9 野外宣教におけるパウロの手本は,プリスキラやアクラなど他の王国宣明者たちが見倣うものとなりました。使徒パウロは他のクリスチャンに,「わたしがキリストに見倣う者であるように,わたしに見倣う者となりなさい」と説き勧めました。(コリント第一 11:1)プリスキラとアクラはパウロの手本に倣い,クリスチャンの教えをより正しく理解するようにアポロを助けました。そのアポロも,さらに他の人たちを援助しました。プリスキラとアクラは,ローマ,コリント,エフェソスで弟子を作ることに寄与したに違いありません。―使徒 18:1,2,18,19。ローマ 16:3-5

10 使徒 18章から,弟子を作る業に役立つどんなことを学べましたか。

10 使徒 18章を考察してどんなことを学べるでしょうか。アクラとプリスキラがパウロから学んだように,わたしたちも,神の言葉の良い教え手となっている人たちの例に倣うことにより,弟子を作る能力を伸ばせます。『ひたすらみ言葉のことに携わっている』人たち,また『徹底的に証しをしている』人たちと交わることができます。(使徒 18:5,王国行間逐語訳)どのように説得力のある教えの技術を用いて人の心をつかんでいるかを観察できるでしょう。そのような技術は,弟子を作るのに役立ちます。だれかと聖書研究をしているなら,その人に,家族や近所の人も研究に参加するように招いてはどうでしょうか,と勧めることができるかもしれません。あるいは,聖書研究に応じそうな人を紹介してくれるように頼むこともできるでしょう。―使徒 18:6-8

弟子を作るきっかけを作る

11 どこで新しい弟子を見いだせますか。

11 パウロと仲間のクリスチャンは,家から家に,市の立つ広場で,また旅行の途上でも,まさにあらゆる所で宣べ伝えて,弟子を作ることに努めました。あなたも,弟子を作ろうとする熱心な王国の働き人として,自分の野外奉仕活動を拡大できますか。ふさわしい人を探して,宣べ伝えるきっかけをうまくつかむことができますか。わたしたちの仲間である,良いたよりの伝道者たちは,どんな方法で弟子を見いだしているでしょうか。まず,電話証言の面を見てみましょう。

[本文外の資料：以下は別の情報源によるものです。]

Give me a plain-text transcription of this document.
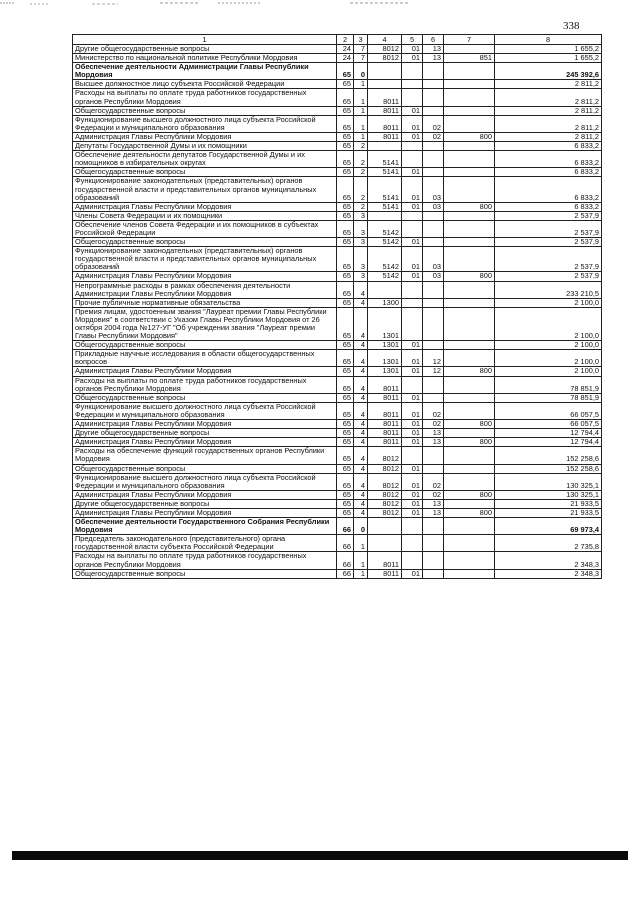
338
1	2	3	4	5	6	7	8
Другие общегосударственные вопросы	24	7	8012	01	13		1 655,2
Министерство по национальной политике Республики Мордовия	24	7	8012	01	13	851	1 655,2
Обеспечение деятельности Администрации Главы Республики Мордовия	65	0					245 392,6
Высшее должностное лицо субъекта Российской Федерации	65	1					2 811,2
Расходы на выплаты по оплате труда работников государственных органов Республики Мордовия	65	1	8011				2 811,2
Общегосударственные вопросы	65	1	8011	01			2 811,2
Функционирование высшего должностного лица субъекта Российской Федерации и муниципального образования	65	1	8011	01	02		2 811,2
Администрация Главы Республики Мордовия	65	1	8011	01	02	800	2 811,2
Депутаты Государственной Думы и их помощники	65	2					6 833,2
Обеспечение деятельности депутатов Государственной Думы и их помощников в избирательных округах	65	2	5141				6 833,2
Общегосударственные вопросы	65	2	5141	01			6 833,2
Функционирование законодательных (представительных) органов государственной власти и представительных органов муниципальных образований	65	2	5141	01	03		6 833,2
Администрация Главы Республики Мордовия	65	2	5141	01	03	800	6 833,2
Члены Совета Федерации и их помощники	65	3					2 537,9
Обеспечение членов Совета Федерации и их помощников в субъектах Российской Федерации	65	3	5142				2 537,9
Общегосударственные вопросы	65	3	5142	01			2 537,9
Функционирование законодательных (представительных) органов государственной власти и представительных органов муниципальных образований	65	3	5142	01	03		2 537,9
Администрация Главы Республики Мордовия	65	3	5142	01	03	800	2 537,9
Непрограммные расходы в рамках обеспечения деятельности Администрации Главы Республики Мордовия	65	4					233 210,5
Прочие публичные нормативные обязательства	65	4	1300				2 100,0
Премия лицам, удостоенным звания "Лауреат премии Главы Республики Мордовия" в соответствии с Указом Главы Республики Мордовия от 26 октября 2004 года №127-УГ "Об учреждении звания "Лауреат премии Главы Республики Мордовия"	65	4	1301				2 100,0
Общегосударственные вопросы	65	4	1301	01			2 100,0
Прикладные научные исследования в области общегосударственных вопросов	65	4	1301	01	12		2 100,0
Администрация Главы Республики Мордовия	65	4	1301	01	12	800	2 100,0
Расходы на выплаты по оплате труда работников государственных органов Республики Мордовия	65	4	8011				78 851,9
Общегосударственные вопросы	65	4	8011	01			78 851,9
Функционирование высшего должностного лица субъекта Российской Федерации и муниципального образования	65	4	8011	01	02		66 057,5
Администрация Главы Республики Мордовия	65	4	8011	01	02	800	66 057,5
Другие общегосударственные вопросы	65	4	8011	01	13		12 794,4
Администрация Главы Республики Мордовия	65	4	8011	01	13	800	12 794,4
Расходы на обеспечение функций государственных органов Республики Мордовия	65	4	8012				152 258,6
Общегосударственные вопросы	65	4	8012	01			152 258,6
Функционирование высшего должностного лица субъекта Российской Федерации и муниципального образования	65	4	8012	01	02		130 325,1
Администрация Главы Республики Мордовия	65	4	8012	01	02	800	130 325,1
Другие общегосударственные вопросы	65	4	8012	01	13		21 933,5
Администрация Главы Республики Мордовия	65	4	8012	01	13	800	21 933,5
Обеспечение деятельности Государственного Собрания Республики Мордовия	66	0					69 973,4
Председатель законодательного (представительного) органа государственной власти субъекта Российской Федерации	66	1					2 735,8
Расходы на выплаты по оплате труда работников государственных органов Республики Мордовия	66	1	8011				2 348,3
Общегосударственные вопросы	66	1	8011	01			2 348,3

12-14 電話証言の益を物語る例として,ご自分の経験か,ここに載せられている経験を話してください。

12 マリーアという一人のクリスチャンは,ブラジルで家から家への証言をしていた時,アパートから出かけようとした若い女性にパンフレットを手渡しました。その際,パンフレットの表題を用いて,「聖書についてもっと知りたいと思われませんか」と尋ねました。その女性は,「知りたいけど,教師をしているので,自分の時間が全く取れないの」と答えました。マリーアは,聖書の話題を電話で話し合うこともできると説明しました。女性は電話番号を教え,まさにその日の晩から,「神はわたしたちに何を求めていますか」のブロシュアーを用いて電話での研究が始まりました。 *

13 エチオピアのある全時間奉仕者の女性は,電話証言で男の人に話していた時,電話口の向こうから興奮した声が聞こえ,びっくりしました。その男性は,後でかけ直してくれと言いました。そのとおりにすると,男性は謝り,先ほど電話を受けた時は妻と激しく言い争っている最中だったと言いました。姉妹はそれを聞いて,家庭内の問題を扱うための聖書の賢明な指針を示し,多くの家族にとってエホバの証人の発行した「幸せな家庭を築く秘訣」という本が助けになったことを知らせました。その本を届けて数日後,姉妹は再びその人に電話しました。男性は高揚した声で,「この本のおかげで結婚生活が救われました」と言いました。実際,この人は家族会議を開いて,本から読んだ良い点を皆に伝えるようにしたのです。家庭聖書研究が始まり,やがてこの男性はクリスチャンの集会に定期的に出席するようになりました。

14 電話で証言して聖書研究を始めたデンマークのある王国宣明者の女性は,こう述べています。「奉仕監督から電話証言に加わるよう勧められました。最初,『わたしには向いていない』と言って,しり込みしていましたが,ある日,勇気を奮い起こし,最初のダイアルを回しはじめました。ソニアという女性が電話に出て,少し会話したあと,聖書に基づく文書を受け取ることに同意しました。ある日の夕方,わたしたちは創造という論題で話し合い,ソニアは,『生命 ― どのようにして存在するようになったか 進化か,それとも創造か』という本を読んでみると言いました。 * じかにお会いしてその論題で話し合えればうれしいのですがと言うと,ソニアはそれにも同意しました。訪ねて行くと,研究する用意ができていて,それ以来毎週研究しています」。この姉妹は,結びにこう述べています。「何年も聖書研究を祈り求めていましたが,電話証言で見つかるとは思ってもいませんでした」。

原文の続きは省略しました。